I don't think my mother ever saw beyond her own issues to share moments like that with us. She didn't know how to give or receive unconditional love.
My sister says she was closer to her last child, from her second marriage, I never saw enough of them to tell. What I did see didn't look very healthy but maybe I'm biased, or the unpleasantness was directed at me.
Though she left us she always saw the fact we didn't pursue her as a rejection; the truth was we were busy growing up and she didn't know enough about any of us to take part in that.
My mother wasn't N, I suspect she was bipolar but absolutely no insight into mental illness at all. SHe simply didn't believe in it.
In fact she got into spiritualism when I was about 10, and would rather believe in that.
Very sad.
***
I've written about my father many times, he's Borderline PD if I have to guess, you're either evrything or nothign to him and I've been out of favour since I started setting my own boundaries a few years ago!
His love is a rather demanding clinging type, though I have had moments of fun and shared connection with him.
***
My ex?

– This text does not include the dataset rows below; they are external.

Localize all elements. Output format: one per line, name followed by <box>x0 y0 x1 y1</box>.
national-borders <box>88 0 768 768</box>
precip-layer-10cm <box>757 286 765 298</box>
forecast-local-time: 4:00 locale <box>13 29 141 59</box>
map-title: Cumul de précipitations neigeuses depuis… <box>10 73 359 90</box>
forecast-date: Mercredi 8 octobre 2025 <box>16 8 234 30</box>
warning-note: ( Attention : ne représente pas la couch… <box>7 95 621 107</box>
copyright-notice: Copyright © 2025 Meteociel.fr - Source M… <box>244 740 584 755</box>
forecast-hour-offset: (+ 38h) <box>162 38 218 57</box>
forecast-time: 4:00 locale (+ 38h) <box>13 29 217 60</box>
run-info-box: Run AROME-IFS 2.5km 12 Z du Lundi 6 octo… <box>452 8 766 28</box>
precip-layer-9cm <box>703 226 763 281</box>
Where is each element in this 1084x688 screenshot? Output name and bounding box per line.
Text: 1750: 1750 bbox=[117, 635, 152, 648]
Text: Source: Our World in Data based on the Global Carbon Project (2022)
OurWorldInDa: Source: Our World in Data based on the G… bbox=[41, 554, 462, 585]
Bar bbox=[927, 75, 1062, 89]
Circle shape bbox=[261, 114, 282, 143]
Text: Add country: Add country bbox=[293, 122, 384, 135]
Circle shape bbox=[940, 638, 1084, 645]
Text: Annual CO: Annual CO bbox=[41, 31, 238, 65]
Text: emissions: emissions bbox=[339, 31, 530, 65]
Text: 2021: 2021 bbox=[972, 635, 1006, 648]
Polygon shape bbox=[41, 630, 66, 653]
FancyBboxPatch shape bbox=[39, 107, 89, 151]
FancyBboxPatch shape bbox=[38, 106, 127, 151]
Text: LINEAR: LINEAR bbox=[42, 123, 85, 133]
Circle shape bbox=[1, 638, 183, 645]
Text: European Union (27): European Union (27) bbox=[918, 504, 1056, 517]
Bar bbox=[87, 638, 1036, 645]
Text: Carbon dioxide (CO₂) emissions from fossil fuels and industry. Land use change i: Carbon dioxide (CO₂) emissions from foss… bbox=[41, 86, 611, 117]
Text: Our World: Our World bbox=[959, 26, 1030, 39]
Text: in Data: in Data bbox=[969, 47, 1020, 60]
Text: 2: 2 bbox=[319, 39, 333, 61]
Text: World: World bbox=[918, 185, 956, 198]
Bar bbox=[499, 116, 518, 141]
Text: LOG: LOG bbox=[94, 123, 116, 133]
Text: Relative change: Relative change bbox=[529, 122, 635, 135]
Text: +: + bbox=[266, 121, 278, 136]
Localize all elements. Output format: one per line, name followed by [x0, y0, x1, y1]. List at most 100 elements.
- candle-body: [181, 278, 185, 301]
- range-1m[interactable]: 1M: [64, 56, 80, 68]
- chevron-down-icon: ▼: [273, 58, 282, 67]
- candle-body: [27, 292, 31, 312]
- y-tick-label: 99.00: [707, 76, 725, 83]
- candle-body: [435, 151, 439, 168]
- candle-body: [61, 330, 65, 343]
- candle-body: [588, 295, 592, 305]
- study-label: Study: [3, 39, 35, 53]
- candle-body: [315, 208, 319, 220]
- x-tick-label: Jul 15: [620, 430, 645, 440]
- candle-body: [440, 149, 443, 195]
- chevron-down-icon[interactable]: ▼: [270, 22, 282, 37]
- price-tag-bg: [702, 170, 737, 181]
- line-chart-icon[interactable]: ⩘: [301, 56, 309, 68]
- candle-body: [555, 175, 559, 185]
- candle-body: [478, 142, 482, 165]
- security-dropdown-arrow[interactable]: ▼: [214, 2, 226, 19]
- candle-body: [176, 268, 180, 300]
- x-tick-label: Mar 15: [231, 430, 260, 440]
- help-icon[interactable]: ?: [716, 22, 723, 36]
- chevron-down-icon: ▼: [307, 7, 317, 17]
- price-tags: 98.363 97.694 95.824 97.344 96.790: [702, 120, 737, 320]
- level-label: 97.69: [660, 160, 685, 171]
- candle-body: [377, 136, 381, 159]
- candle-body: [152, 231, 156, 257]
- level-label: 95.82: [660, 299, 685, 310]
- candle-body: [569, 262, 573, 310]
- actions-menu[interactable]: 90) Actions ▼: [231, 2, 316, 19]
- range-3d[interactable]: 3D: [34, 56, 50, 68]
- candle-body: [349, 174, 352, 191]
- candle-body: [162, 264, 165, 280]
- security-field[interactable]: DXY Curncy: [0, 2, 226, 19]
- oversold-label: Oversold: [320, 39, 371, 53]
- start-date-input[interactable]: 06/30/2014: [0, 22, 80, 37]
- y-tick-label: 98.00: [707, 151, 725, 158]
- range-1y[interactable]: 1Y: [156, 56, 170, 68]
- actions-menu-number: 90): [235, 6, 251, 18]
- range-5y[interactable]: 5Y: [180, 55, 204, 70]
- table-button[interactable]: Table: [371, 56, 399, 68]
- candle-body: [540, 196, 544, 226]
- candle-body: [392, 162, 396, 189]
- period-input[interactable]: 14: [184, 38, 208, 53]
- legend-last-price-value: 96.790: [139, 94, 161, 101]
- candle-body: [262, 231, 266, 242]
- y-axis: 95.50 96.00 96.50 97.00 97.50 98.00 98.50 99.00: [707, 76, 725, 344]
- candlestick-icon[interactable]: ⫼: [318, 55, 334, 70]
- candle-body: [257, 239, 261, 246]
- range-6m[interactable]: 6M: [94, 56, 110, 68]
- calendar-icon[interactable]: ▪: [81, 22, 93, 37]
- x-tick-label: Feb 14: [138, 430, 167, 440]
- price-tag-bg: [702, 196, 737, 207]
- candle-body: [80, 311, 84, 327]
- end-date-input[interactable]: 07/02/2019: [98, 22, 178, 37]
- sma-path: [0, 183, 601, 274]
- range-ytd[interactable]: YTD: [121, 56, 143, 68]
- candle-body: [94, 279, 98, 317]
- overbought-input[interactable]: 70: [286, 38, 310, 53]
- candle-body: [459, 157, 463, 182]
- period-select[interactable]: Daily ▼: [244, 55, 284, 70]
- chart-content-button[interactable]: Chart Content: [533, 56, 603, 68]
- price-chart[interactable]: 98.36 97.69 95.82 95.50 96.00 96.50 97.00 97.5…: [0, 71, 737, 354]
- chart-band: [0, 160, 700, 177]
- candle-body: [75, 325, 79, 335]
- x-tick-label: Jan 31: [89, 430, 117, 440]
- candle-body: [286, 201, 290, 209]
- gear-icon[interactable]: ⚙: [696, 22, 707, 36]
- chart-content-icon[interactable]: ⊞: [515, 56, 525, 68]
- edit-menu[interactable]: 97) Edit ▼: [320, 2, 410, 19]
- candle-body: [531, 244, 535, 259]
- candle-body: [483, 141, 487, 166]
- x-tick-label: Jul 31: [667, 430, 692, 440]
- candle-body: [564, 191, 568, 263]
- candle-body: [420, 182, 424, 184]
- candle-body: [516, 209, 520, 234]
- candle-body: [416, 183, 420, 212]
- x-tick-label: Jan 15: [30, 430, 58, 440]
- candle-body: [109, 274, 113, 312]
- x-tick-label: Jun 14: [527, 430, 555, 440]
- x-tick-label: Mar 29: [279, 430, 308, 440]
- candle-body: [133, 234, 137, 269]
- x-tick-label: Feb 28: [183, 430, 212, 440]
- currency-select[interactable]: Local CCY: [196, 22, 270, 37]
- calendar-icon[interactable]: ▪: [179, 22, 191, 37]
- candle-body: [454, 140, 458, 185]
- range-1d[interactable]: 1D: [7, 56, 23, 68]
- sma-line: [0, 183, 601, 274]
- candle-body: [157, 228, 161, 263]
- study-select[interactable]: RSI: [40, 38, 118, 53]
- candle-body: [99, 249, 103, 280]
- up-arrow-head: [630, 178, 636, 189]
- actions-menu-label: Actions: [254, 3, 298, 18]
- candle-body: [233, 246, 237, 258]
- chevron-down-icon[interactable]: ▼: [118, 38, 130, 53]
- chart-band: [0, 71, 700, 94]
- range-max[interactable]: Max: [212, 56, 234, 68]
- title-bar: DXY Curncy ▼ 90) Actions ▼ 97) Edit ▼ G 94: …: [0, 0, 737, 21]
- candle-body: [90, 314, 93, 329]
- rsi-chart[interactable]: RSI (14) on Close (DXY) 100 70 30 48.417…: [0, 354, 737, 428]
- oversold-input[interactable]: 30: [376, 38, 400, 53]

He is N.
And yes, he loves me very much and there are many connections on many levels.
But the acting out and his inability to be intimate so much of the time, and his anger and denial- made me give up on te marriage.
I just can't spend the rest of my life waiting for him to do the things he needs to do.
Currently he's ill and I'm watching him do just about everything to avoid dealing with it...he just isn't 'equal partner' material especially for me, I have to be really healthy these days to keep myself together!